In the centre of the gardens there are two domed structures (gumbads), the Bara Gumbad (big dome) with an attached mosque and the Shisha Gumbad (glass dome), which retains a few blue glazed tiles on its roof. The latter is a tomb.
I took some photographs of young people walking through the gardens and the gumbads.
Two of the security guards were eating a late lunch inside the Bara Gumbad. They offered to share it with me, so I tore off a bit of roti and dipped it into the sauce. It tasted great. I passed on the unpickled onions.

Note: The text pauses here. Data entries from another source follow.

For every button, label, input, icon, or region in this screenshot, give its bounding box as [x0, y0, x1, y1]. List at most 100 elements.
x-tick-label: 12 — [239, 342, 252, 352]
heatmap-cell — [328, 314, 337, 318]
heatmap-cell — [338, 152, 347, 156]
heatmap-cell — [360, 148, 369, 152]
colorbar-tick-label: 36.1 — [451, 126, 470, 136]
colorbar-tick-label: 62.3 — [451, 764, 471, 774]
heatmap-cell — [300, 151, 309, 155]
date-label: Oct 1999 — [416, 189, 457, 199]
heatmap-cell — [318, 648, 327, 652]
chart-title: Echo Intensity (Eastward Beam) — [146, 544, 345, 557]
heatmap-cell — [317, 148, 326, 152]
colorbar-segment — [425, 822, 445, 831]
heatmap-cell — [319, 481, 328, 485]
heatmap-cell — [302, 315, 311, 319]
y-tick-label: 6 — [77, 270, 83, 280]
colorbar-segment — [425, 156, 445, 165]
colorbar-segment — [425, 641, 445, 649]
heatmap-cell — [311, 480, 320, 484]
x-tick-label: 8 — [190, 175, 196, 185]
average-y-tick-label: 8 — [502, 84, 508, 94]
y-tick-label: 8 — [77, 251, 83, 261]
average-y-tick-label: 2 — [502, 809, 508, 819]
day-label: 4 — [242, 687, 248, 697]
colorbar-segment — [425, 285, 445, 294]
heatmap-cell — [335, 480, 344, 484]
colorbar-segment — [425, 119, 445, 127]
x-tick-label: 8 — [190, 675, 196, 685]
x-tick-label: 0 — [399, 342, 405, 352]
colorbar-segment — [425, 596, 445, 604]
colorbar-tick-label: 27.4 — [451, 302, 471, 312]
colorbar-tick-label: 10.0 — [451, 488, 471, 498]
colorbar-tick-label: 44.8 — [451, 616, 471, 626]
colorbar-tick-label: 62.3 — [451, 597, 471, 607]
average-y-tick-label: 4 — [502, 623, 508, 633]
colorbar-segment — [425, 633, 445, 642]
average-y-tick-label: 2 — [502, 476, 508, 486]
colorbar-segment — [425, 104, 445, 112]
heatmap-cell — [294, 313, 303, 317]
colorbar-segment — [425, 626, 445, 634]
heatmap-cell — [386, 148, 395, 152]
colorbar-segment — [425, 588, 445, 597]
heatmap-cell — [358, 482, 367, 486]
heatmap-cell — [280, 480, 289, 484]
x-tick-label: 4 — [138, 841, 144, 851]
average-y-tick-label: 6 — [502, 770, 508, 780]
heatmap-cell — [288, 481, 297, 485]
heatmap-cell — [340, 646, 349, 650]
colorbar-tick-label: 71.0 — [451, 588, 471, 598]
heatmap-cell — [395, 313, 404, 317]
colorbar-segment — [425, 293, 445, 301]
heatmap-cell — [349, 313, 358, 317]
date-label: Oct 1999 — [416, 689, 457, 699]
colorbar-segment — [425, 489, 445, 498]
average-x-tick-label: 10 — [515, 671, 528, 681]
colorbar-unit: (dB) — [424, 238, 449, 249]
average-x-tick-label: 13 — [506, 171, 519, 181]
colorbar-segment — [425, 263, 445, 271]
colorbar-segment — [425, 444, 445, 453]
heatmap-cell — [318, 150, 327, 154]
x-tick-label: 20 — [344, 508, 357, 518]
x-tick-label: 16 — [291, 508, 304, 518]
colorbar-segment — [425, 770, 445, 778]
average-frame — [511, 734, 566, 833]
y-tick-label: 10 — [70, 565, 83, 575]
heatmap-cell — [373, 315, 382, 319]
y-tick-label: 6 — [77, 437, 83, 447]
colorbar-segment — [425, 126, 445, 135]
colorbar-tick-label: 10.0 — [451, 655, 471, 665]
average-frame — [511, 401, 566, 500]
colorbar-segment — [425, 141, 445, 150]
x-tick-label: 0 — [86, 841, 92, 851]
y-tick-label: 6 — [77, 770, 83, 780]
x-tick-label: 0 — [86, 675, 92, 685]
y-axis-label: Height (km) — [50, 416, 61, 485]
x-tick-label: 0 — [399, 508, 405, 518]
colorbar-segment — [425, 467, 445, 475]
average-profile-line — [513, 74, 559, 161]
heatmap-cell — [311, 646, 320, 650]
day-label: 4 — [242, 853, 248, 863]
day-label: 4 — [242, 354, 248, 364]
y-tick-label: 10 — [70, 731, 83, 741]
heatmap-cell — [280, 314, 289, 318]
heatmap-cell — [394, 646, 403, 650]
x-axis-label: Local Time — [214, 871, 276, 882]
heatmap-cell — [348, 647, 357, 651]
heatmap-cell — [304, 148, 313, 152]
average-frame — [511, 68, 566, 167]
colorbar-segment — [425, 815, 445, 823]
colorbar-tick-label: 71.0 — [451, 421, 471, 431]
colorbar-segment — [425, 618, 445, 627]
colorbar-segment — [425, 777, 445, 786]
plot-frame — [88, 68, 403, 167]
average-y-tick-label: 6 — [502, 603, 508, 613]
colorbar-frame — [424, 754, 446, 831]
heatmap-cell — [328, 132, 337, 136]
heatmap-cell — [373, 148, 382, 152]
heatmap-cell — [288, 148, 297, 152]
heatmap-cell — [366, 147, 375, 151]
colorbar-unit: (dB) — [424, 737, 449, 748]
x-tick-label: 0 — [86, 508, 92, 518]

In the northern part of the gardens stands the tomb of Sikander (Alexander) Lodi, the last Sultan of Delhi whose army was defeated at the Battle of Panipat by Babur, heralding the beginning of the Mughal era.
At the southern end, there is a miniature forest of bonsai trees. If you have walked the 90 acres of the gardens, reward yourself with a drink and a snack at the posh Lodi Garden Restaurant.
*Lady Willingdon also gave her name to a road in Lutyens New Delhi – now renamed Mother Theresa Crescent, an airfield – now renamed Safdarjang Airport, and a hospital – now renamed Ram Manohar Lohia Hospital.Sic gloria transit mundi.
Chawri Bazar Road used to be where the nautch girls lived before the Mutiny in 1857 in Old Delhi. Some just danced, others were courtesans. They plied their trade above the ground floor shops so clients would have to go through narrow doors and ascend a steep staircase to get to the seraglio.